🏃♂️ The first step is never over the finish line.

🏃♂️ The first step is never over the finish line.

"Are there no Quick Fixes?"

🏃♂️ The first step is never over the finish line.

Last weekend was the City2Surf run in Sydney. Fourteen kilometres of running, walking, sweating and wondering why you didn’t train more.

I am pretty sure no-one who ran it had a “quick fix” to get to the finish line (Redbull doesn't give you wiings). They trained, built endurance and improved over time. Then did the distance.

In business (and life), we often chase quick wins. We want the instant uplift... the magic button... the golden bullet... the “sales are down this month, fix it... make it happen” conversation.

- For City to Surf it takes about 19,000 steps to walk 14km and around 14,000 strides to run it.
- However, if you pull a hammy because you didn't prepare, you end up on the sidelines (or deregistering with ASIC).
- You might get ahead for the first KM but the competition will reel you in.

Side note: [I ran 5 half marathons in my spritely days but the 2nd time I did it without training. It really hurt, I finished, I was slow, It took ages to recover and I probably did some long term damage... and I looked mess "Why do they do it to themselves" said one spectator as I hobbled past.]

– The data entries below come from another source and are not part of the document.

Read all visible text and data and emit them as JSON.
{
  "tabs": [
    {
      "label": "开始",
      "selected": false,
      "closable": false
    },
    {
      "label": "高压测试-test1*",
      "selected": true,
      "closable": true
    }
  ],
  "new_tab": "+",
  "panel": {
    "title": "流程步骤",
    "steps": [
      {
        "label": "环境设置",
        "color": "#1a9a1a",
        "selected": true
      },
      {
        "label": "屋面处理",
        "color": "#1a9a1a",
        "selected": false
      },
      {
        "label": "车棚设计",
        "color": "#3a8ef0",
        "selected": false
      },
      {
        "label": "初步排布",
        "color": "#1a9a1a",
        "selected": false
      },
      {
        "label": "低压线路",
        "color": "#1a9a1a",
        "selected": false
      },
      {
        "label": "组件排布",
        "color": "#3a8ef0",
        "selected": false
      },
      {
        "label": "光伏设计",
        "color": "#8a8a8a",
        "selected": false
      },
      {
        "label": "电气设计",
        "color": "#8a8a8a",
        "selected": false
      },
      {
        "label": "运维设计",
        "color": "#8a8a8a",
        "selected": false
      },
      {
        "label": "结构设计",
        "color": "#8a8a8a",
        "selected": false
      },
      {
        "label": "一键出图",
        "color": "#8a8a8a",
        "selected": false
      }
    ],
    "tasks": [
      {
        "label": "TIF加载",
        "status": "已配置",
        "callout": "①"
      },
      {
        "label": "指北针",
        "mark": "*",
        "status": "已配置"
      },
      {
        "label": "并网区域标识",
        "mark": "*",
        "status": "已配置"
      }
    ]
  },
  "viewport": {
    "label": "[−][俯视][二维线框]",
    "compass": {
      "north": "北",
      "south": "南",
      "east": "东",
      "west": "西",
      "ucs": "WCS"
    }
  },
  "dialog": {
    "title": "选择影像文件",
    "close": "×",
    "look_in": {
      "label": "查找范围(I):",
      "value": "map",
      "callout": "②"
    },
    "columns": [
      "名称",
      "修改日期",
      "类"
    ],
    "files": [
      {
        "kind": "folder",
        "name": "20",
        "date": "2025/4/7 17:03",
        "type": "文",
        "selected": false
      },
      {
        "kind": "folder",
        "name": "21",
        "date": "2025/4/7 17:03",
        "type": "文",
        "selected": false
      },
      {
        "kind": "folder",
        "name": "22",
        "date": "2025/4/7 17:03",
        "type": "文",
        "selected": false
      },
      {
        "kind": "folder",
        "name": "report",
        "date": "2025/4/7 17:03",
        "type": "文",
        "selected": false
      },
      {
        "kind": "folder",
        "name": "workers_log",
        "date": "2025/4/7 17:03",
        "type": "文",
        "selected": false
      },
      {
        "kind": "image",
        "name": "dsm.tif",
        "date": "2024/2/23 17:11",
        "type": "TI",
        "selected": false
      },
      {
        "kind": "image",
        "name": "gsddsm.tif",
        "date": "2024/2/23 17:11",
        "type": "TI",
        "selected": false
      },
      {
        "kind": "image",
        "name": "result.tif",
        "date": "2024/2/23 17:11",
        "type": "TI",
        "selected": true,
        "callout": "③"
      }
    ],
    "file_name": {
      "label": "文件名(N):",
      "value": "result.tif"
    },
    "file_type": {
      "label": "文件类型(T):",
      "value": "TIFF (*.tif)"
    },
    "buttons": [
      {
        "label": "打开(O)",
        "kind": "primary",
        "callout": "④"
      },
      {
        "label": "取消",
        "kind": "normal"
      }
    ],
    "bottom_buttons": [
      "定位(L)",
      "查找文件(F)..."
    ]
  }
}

Sustainable growth comes from long-term, incremental improvement. Learning as we go. Quick wins can help and we will take them when they appear... but they are not a medium-term strategy or a 100 year strategy.

“Quick wins keep the lights on”... true, they can buy you time. Just do not mistake them for a plan.

“You cannot wait months if something is broken”... correct, urgent fixes come first. But a band-aid needs proper treatment eventually.

“Sometimes CRO is instant... I have doubled conversions overnight”... fantastic, but those jumps are rare and the gains last when you keep improving and iterating.

Basically... the point I would like to make is... you still have to do the training before you speed up the gains. Then you get more efficient. Incremental improvement over time wins more often. Strategy is not a dirty word.